Self Assessments

Do I have a prescription abuse/addiction problem?
For the most accurate results, please answer each of the following questions as truthfully as possible:
1. Do you take more than the suggested dosage of over the counter or prescription medicines?
2. Do you combine drinking and prescription medications to enhance the effects of your medication?
3. Do you and your friends share prescriptions with one another?
4. Have you used prescription drugs in the past?
5. Do you spend less time wit h your family and more time with your friends that take prescription medications.
6. Have your family or friends expressed concerns about your prescription drug use?
7. Do you get your prescriptions from more than one doctor?
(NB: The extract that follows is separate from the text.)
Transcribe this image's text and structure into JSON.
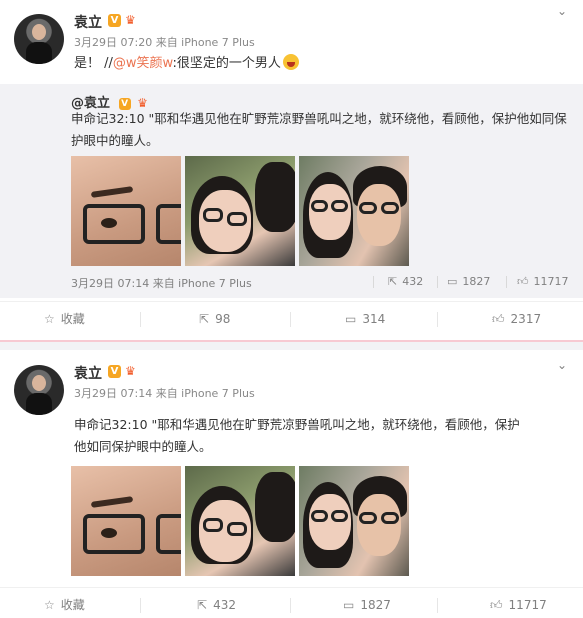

8. While under the influence of your prescription drugs have you gotten into any arguments with others?
9. In order to function, do you find yourself increasing your dosage of your prescription medications?
10. Have you ever lost a job due to coming in late, mistakes, or poor work performance as a result of your prescription drug use?
11. Has your prescription drug use ever resulted in memory loss or blackouts?
12. When you stop taking your prescription drugs do you experience any withdrawal symptoms or feel sick?
13. Do you ever feel ashamed or guilty after using your prescriptions?
14. Do you take prescription medications to heal emotional pains as opposed to physical conditions?
15. Do you hide your prescription drug use from your friends, family or employer?